Berbagai buku tentangnya telah ditulis, namun tak satupun menyentuh kehidupan pribadinya. Kehidupan pribadinya tenggelam dalam kebesaran namanya. Kini beberapa bulan setelah wafatanya, barulah muncul sebuah buku yang mencoba menghadirkan sosok Pram yang apa adanya dari kacamata Koesalah Soebagyo Toer selaku adik kandungnya yang memiliki hubungan yang paling dekat dengannya.
Buku yang ditulis oleh Koesalah ST ini merupakan catatan pribadinya mengenai persinggungannya dengan Pramoedya yang ia tulis dari tahun 1981 hingga 20 April 2006, sepuluh hari sebelum wafatnya Pram. Karena merupakan catatan pribadi, setiap catatannya bersifat personal, ada yang pendek (1/2 halaman) hingga yang panjang (5-6 halaman).
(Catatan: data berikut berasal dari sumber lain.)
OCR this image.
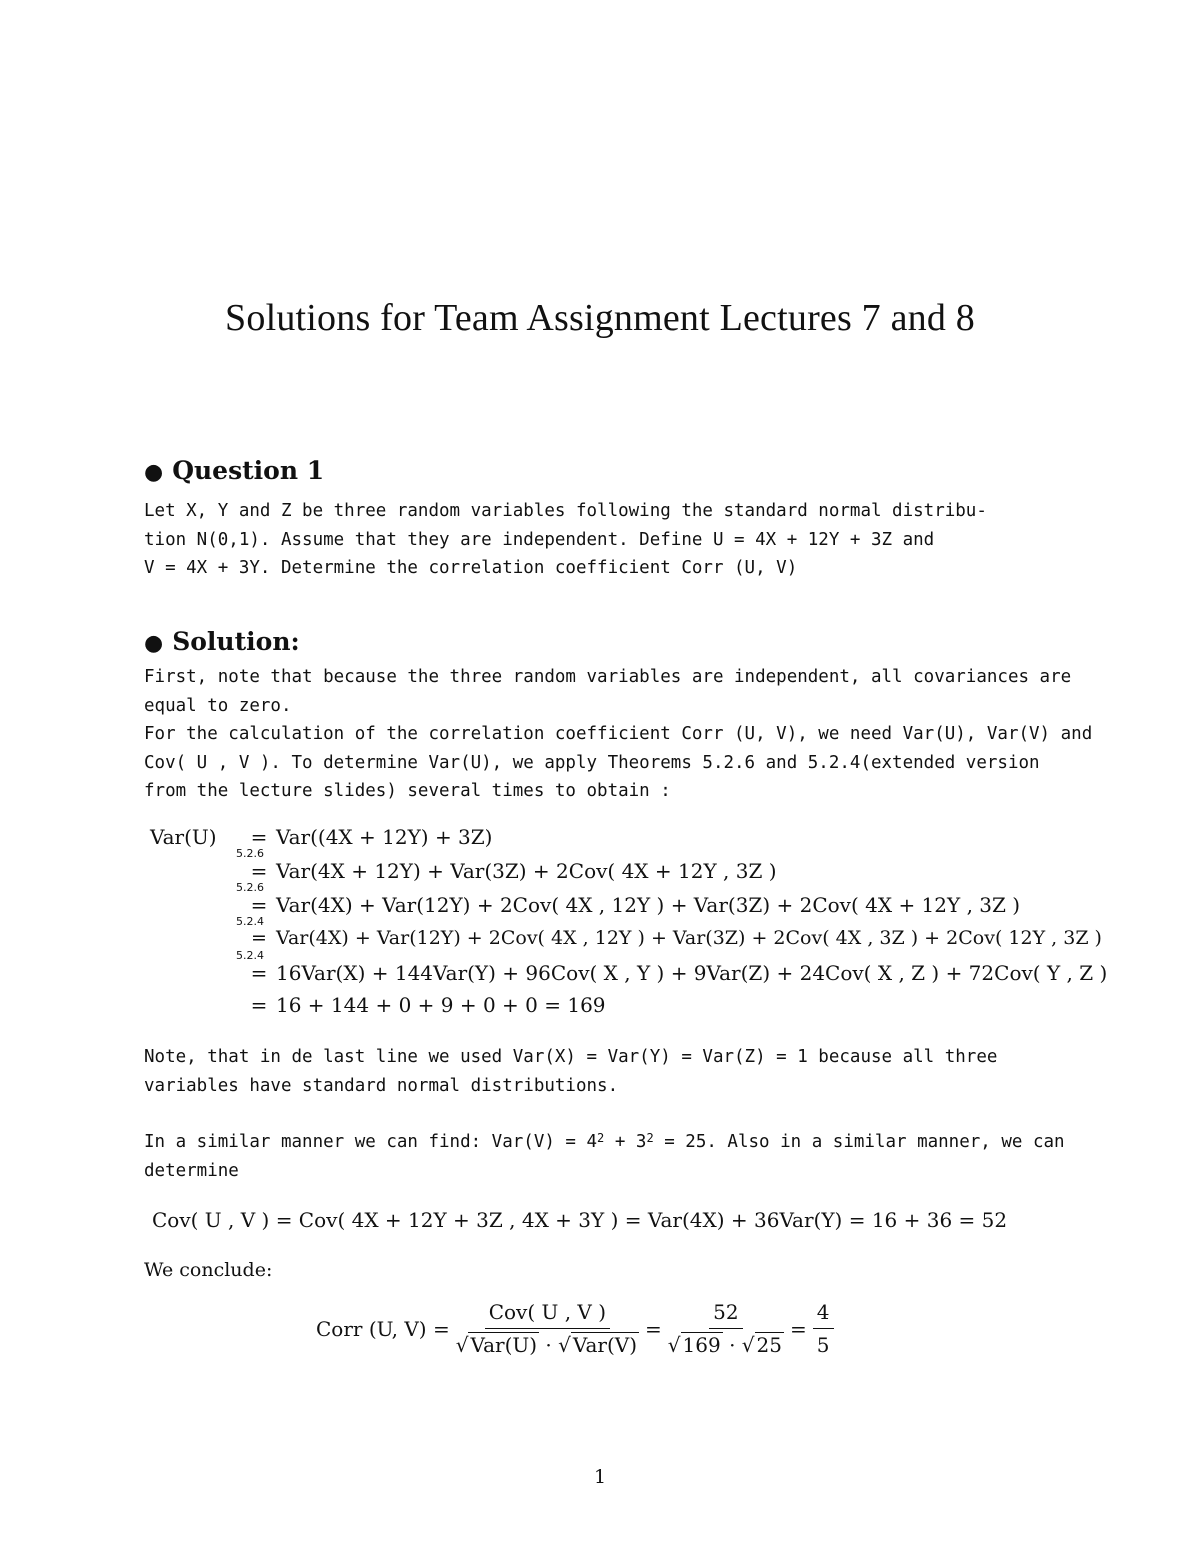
Solutions for Team Assignment Lectures 7 and 8
● Question 1

Let X, Y and Z be three random variables following the standard normal distribu-
tion N(0,1). Assume that they are independent. Define U = 4X + 12Y + 3Z and
V = 4X + 3Y. Determine the correlation coefficient Corr (U, V)

● Solution:

First, note that because the three random variables are independent, all covariances are
equal to zero.
For the calculation of the correlation coefficient Corr (U, V), we need Var(U), Var(V) and
Cov( U , V ). To determine Var(U), we apply Theorems 5.2.6 and 5.2.4(extended version
from the lecture slides) several times to obtain :

Var(U)	= Var((4X + 12Y) + 3Z)
5.2.6
= Var(4X + 12Y) + Var(3Z) + 2Cov( 4X + 12Y , 3Z )
5.2.6
= Var(4X) + Var(12Y) + 2Cov( 4X , 12Y ) + Var(3Z) + 2Cov( 4X + 12Y , 3Z )
5.2.4
= Var(4X) + Var(12Y) + 2Cov( 4X , 12Y ) + Var(3Z) + 2Cov( 4X , 3Z ) + 2Cov( 12Y , 3Z )
5.2.4
= 16Var(X) + 144Var(Y) + 96Cov( X , Y ) + 9Var(Z) + 24Cov( X , Z ) + 72Cov( Y , Z )
= 16 + 144 + 0 + 9 + 0 + 0 = 169

Note, that in de last line we used Var(X) = Var(Y) = Var(Z) = 1 because all three
variables have standard normal distributions.

In a similar manner we can find: $Var(V) = 4^2 + 3^2 = 25$. Also in a similar manner, we can
determine

Cov( U , V ) = Cov( 4X + 12Y + 3Z , 4X + 3Y ) = Var(4X) + 36Var(Y) = 16 + 36 = 52
We conclude:
Corr (U, $V) = \frac{\text{Cov( U , V )}}{\text{√ Var(U) · √ Var(V)}} = \frac{52}{√ 169 \cdot √ 25} = \frac{4}{5}$
1
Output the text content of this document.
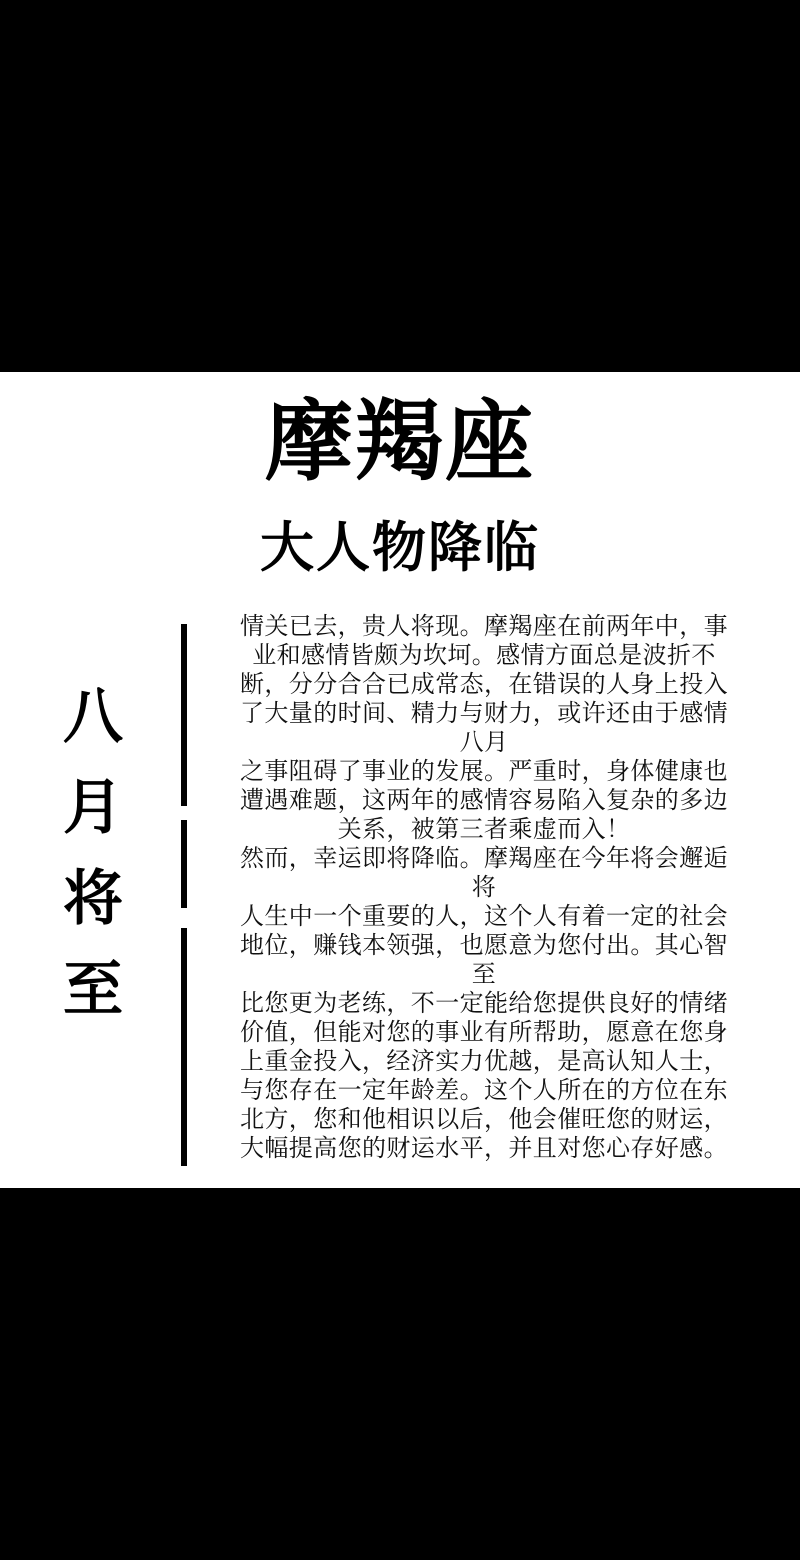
摩羯座
大人物降临
八
月
将
至
情关已去，贵人将现。摩羯座在前两年中，事
业和感情皆颇为坎坷。感情方面总是波折不
断，分分合合已成常态，在错误的人身上投入
了大量的时间、精力与财力，或许还由于感情
八月
之事阻碍了事业的发展。严重时，身体健康也
遭遇难题，这两年的感情容易陷入复杂的多边
关系，被第三者乘虚而入！
然而，幸运即将降临。摩羯座在今年将会邂逅
将
人生中一个重要的人，这个人有着一定的社会
地位，赚钱本领强，也愿意为您付出。其心智
至
比您更为老练，不一定能给您提供良好的情绪
价值，但能对您的事业有所帮助，愿意在您身
上重金投入，经济实力优越，是高认知人士，
与您存在一定年龄差。这个人所在的方位在东
北方，您和他相识以后，他会催旺您的财运，
大幅提高您的财运水平，并且对您心存好感。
Banyak dari tulisannya menyentuh tema interaksi antarbudaya; antara Belanda, kerajaan Jawa, orang Jawa secara umum, dan Tionghoa. Banyak dari tulisannya juga semi-otobiografi, di mana ia menggambar pengalamannya sendiri. Ia terus aktif sebagai penulis dan kolumnis. Ia memperoleh Hadiah Ramon Magsaysay untuk Jurnalisme, Sastra, dan Seni Komunikasi Kreatif 1995. Ia juga telah dipertimbangkan untuk Hadiah Nobel Sastra. Ia juga memenangkan Hadiah Budaya Asia Fukuoka XI 2000 dan pada 2004 Norwegian Authors' Union Award untuk sumbangannya pada sastra dunia. Ia menyelesaikan perjalanan ke Amerika Utara pada 1999 dan memenangkan hadiah dari Universitas Michigan.
Sampai akhir hayatnya ia aktif menulis, walaupun kesehatannya telah menurun akibat usianya yang lanjut dan kegemarannya merokok. Pada 12 Januari 2006, ia dikabarkan telah dua minggu terbaring sakit di rumahnya di Bojong Gede, Bogor, dan sedang dirawat di rumah sakit. Menurut laporan, Pramoedya menderita diabetes, sesak napas dan jantungnya melemah.
 Pada 6 Februari 2006 di Teater Kecil Taman Ismail Marzuki diadakan pameran khusus tentang sampul buku dari karya Pramoedya. Pameran ini sekaligus hadiah ulang tahun ke-81 untuk Pramoedya. Pameran bertajuk Pram, Buku dan Angkatan Muda menghadirkan sampul-sampul buku yang pernah diterbitkan di mancanegara. Ada sekitar 200 buku yang pernah diterjemahkan ke berbagai bahasa dunia.